So- perhaps it's because I have a lot of my mind these days, but I had one of
the most forgetful shopping experiences of my life yesterday!
It started off easy enough- Wyn and I were going to meet Andrea and Noah (sis-in-law and nephew) at the mall. We let the kids play on the sweaty-feet infested climbing toys while we chatted. As we were getting ready to leave, I sat my purse on the stinky shoe bin just outside of the play area so that I could fasten Wyn's jelly shoes back on.
We ventured down to Bath and Body Works for their big summer sale, when a horrible feeling crept over me. I knew immediately that I had left my purse behind. Woops! I elbowed my way through all of the deal-crazed women and made it out of the store and back to the other end of the mall.
There it was- in all it's glory! My purse safe and sound. (Cue the angelic music and beam of light from above). I walked off the adrenaline as I went back to BABW. Whew! What luck! Everything was accounted for-money cards, etc.
I calmed myself down, and proceeded to push the stroller around the store, trying not to knock over any displays- I swear, there are some store that make it SO difficult to shop with your kids.
Andrea and I parted ways as Noah needed a nap, and I joined the mile-long line to check out my items. I paid quickly and turned to go, determined to make it out without banging into a shelf on the way out. Success!
I decided to forge ahead and go redeem a coupon I had from Hallmark- a free birthday photo album!

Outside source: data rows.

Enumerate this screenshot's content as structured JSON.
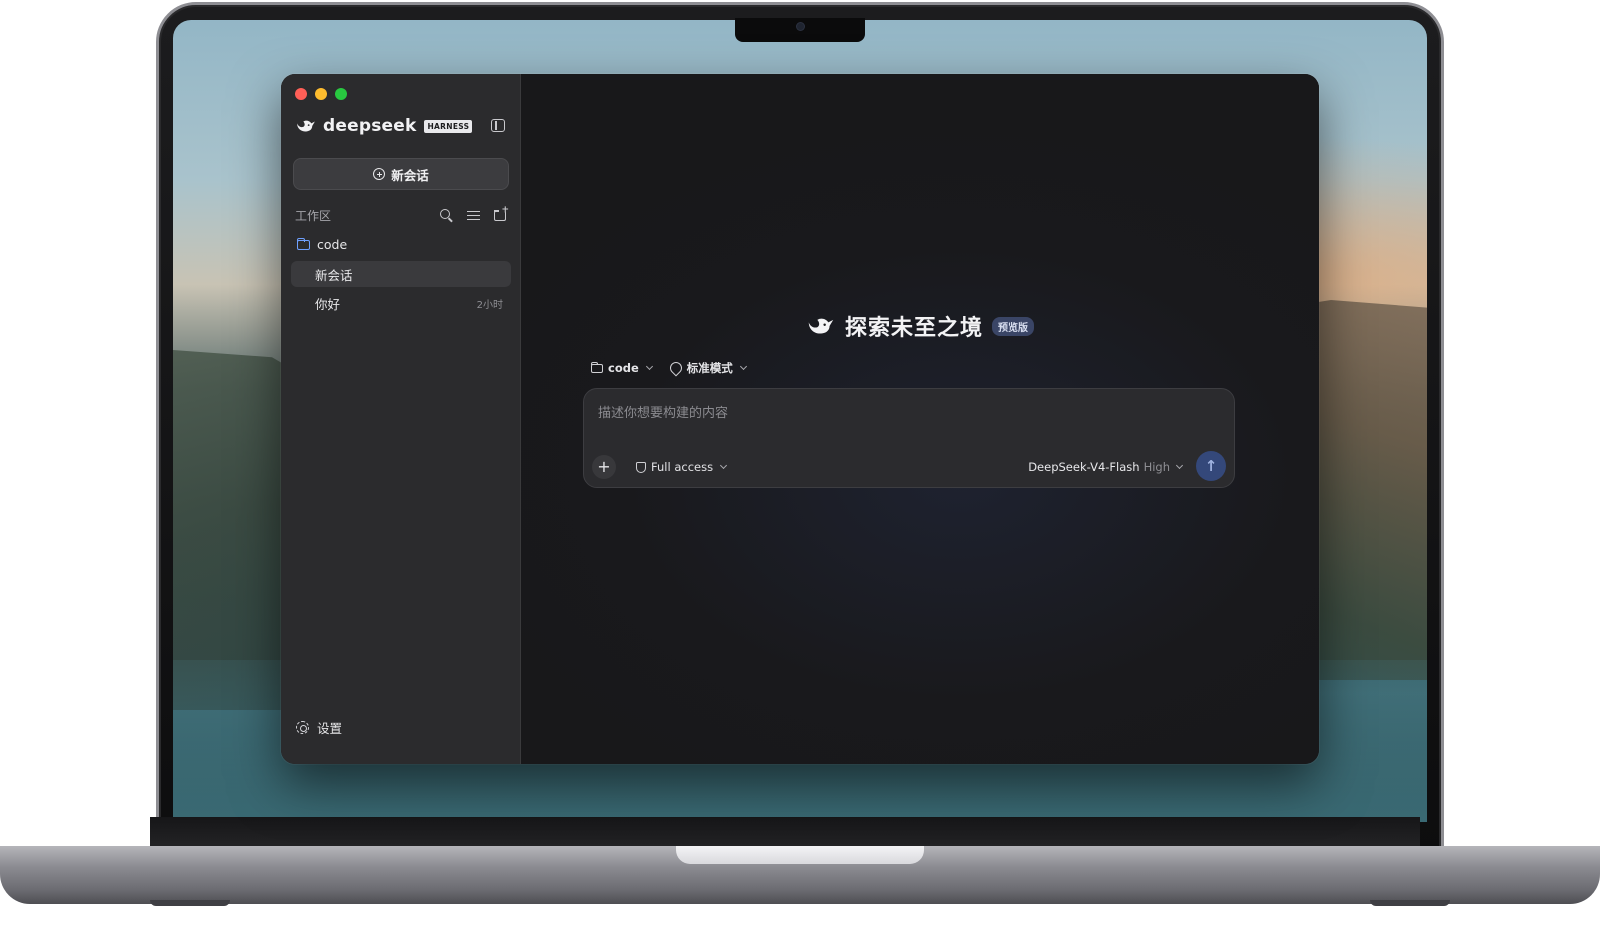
{
  "sidebar": {
    "brand_name": "deepseek",
    "brand_badge": "HARNESS",
    "new_chat_label": "新会话",
    "workspace_label": "工作区",
    "folder": "code",
    "chats": [
      {
        "title": "新会话",
        "time": "",
        "active": true
      },
      {
        "title": "你好",
        "time": "2小时",
        "active": false
      }
    ],
    "settings_label": "设置"
  },
  "main": {
    "hero_title": "探索未至之境",
    "hero_badge": "预览版",
    "folder_chip": "code",
    "mode_chip": "标准模式",
    "composer_placeholder": "描述你想要构建的内容",
    "access_label": "Full access",
    "model_name": "DeepSeek-V4-Flash",
    "model_level": "High"
  },
  "icons": {
    "window_controls": [
      "close-dot",
      "minimize-dot",
      "zoom-dot"
    ],
    "sidebar_tools": [
      "search-icon",
      "filter-icon",
      "new-folder-icon"
    ]
  },
  "colors": {
    "accent": "#6ea0ff",
    "send_button": "#34487a",
    "badge": "#3a4566"
  }
}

Half way here, I heard someone screaming, "Miss! Miss"- I turned to see a Bath and Body works employee running toward me with the the bag of items I had purchased, but had left on the counter. Woops again! I said a few embarrassed words of thanks and went across Hallmark.
I love Hallmark not only because of their quaint gifts and cards, but because of their massive inventory of beanie babies and stuffed animals...
NOT for
ME of course!!! For
Wyn!!! :)
Wyndham was beginning to get restless, so I handed over some fruit snacks as I check out. One of the employees struck up a conversation with Wyndham- "Does that taste good? Does it taste better when you eat the wrapper too?". I assumed that Wyn was nibbling on the fruit snack wrapper as she often does when she is done with a snack.
As we turned to go, I looked down only to see Wyndham gnawing on a large chocolate pecan candy she had swiped from a low shelf by the register! Wyndham-Sticky-Fingers-Ross! Hmmm... Those Hallmark people and their candy placement- very sneaky. $1.06 later, we were on our way.
I remembered that I also had a coupon for Victoria's Secret. Though Wyn was reaching her stroller limit, V.S. was right across the way from Hallmark... Besides, I get to the mall about once every 6 months, and I had one bra to speak of in working condition, so I tightened my grip and hurried to find my fav. bra and get outta there.
Lo and behold- Deja Vu-- A voice from behind me-- "Miss! Miss!"- This time it was a Hallmark employee that was following me. Apparently, after I paid for Wydham's candy treat, I had left it on the counter. Woops yet again! This is getting ridiculous!
I was now on a mission to find my bra, and head out. Do you think I could find my size? Of course not! One of the teeny-bopper VS employees had to help me. It's a bit degrading to be helped by a 16-year old girl in a loungerie store. Anyway, she offered to help me to a fitting room.
As we were rolling toward the back, Wyndham suddenly shouted, "BOOBIES!!" at the top of her lungs. I looked down to find that Wyndham had nabbed a bra from a low table (a leopard skin one at that!) and had slipped it over her shoulders. Too embarrassed to laugh, I threw it back onto the table and hightailed it back to the fitting room.
It was here that I regretted teaching Wyndham about echoes and loud and soft voices. As I scurried to try on the bras, she kept screaming out, "ECHOOO!!! LOUD VOICE!!!! SOFT VOICE!!! BOOBIES! MAMA'S BOOBIES! KITTIES BOOBIES! (She was clinging to her fav. stuffed cat). I heard snickering in the room next door. The more I asked her to quiet down, the louder she became (of course).
I finally finished up and went to check-out. Once again, I am followed by a voice- "Miss! Miss!" Along comes a sales person following me with a couple of coupons that fell out of my purse onto the floor of the dressing room. OK-the first, even the SECOND forgotten item was bad enough- Is this truly the 3rd time I've been alerted to my own
unalertness?
Wyndham and I both decided it was time to head home and drown the days worries with some Double Stuffed Oreos and a tall glass of milk. After all, the way my brain was functioning, it was best that I was out of the public eye. I'm like an old person that shouldn't drive. Pretty soon I'm going start putting diapers on my dog, wearing my clothes backwards and yelling out random obscenities to passersby!